- Date: October 10–16
- Edition: 3rd
- Category: Category 1
- Draw: 32S / 16D
- Prize money: $75,000
- Surface: Hard / outdoor
- Location: San Juan, Puerto Rico
- Venue: San Juan Central Park

Champions

Singles
- Anne Minter

Doubles
- Patty Fendick / Jill Hetherington
- ← 1987 · Puerto Rico Open · 1989 →

= 1988 Honda Classic =

The 1988 Honda Classic was a women's tennis tournament played on outdoor hard courts at the San Juan Central Park in San Juan in Puerto Rico and was part of the Category 1 tier of the 1988 WTA Tour.

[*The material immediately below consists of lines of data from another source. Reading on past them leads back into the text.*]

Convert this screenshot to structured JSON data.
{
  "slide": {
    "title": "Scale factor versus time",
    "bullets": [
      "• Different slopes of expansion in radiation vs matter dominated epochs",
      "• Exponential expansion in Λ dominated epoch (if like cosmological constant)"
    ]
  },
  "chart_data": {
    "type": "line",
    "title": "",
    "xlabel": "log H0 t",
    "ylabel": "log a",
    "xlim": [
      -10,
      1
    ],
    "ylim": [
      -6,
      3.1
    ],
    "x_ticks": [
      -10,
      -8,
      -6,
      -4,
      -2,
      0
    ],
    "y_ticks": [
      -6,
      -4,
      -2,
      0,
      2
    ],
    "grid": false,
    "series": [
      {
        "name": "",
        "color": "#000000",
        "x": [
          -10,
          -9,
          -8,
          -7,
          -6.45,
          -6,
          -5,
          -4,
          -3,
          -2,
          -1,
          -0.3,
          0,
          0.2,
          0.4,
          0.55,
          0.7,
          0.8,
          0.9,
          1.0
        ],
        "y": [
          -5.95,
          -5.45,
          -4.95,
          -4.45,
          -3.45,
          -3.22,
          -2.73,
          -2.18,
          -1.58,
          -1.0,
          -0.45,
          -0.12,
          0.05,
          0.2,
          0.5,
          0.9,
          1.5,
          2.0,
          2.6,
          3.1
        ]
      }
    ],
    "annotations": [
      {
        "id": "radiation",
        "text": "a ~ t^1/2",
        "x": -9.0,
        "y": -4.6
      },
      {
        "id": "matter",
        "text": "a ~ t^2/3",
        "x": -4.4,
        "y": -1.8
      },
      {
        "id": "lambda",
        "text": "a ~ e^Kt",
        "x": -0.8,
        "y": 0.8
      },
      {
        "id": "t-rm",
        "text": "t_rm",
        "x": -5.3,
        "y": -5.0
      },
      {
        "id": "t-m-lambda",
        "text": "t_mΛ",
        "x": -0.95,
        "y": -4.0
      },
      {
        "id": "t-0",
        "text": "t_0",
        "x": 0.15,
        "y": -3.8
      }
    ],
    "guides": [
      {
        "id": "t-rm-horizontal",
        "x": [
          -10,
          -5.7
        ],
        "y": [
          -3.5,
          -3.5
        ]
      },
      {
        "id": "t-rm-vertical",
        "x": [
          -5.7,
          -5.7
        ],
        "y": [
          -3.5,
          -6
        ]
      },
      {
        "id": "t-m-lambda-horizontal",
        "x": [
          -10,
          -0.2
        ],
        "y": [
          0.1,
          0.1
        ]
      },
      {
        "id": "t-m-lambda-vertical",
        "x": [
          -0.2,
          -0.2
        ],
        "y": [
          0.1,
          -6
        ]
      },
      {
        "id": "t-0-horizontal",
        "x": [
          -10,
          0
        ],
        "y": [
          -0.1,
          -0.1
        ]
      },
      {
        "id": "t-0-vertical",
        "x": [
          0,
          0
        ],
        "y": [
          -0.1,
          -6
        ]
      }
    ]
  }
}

It was the third edition of the tournament and was held from October 10 through October 16, 1988. Fourth-seeded Anne Minter won the singles title and earned $12,000 first-prize money.

==Finals==
===Singles===

AUS Anne Minter defeated ARG Mercedes Paz 2–6, 6–4, 6–3
- It was Minter's only singles title of the year and the 3rd of her career.

===Doubles===

USA Patty Fendick / CAN Jill Hetherington defeated USA Gigi Fernández / USA Robin White 6–4, 6–2
- It was Fendick's 8th title of the year and the 8th of her career. It was Hetherington's 6th title of the year and the 7th of her career.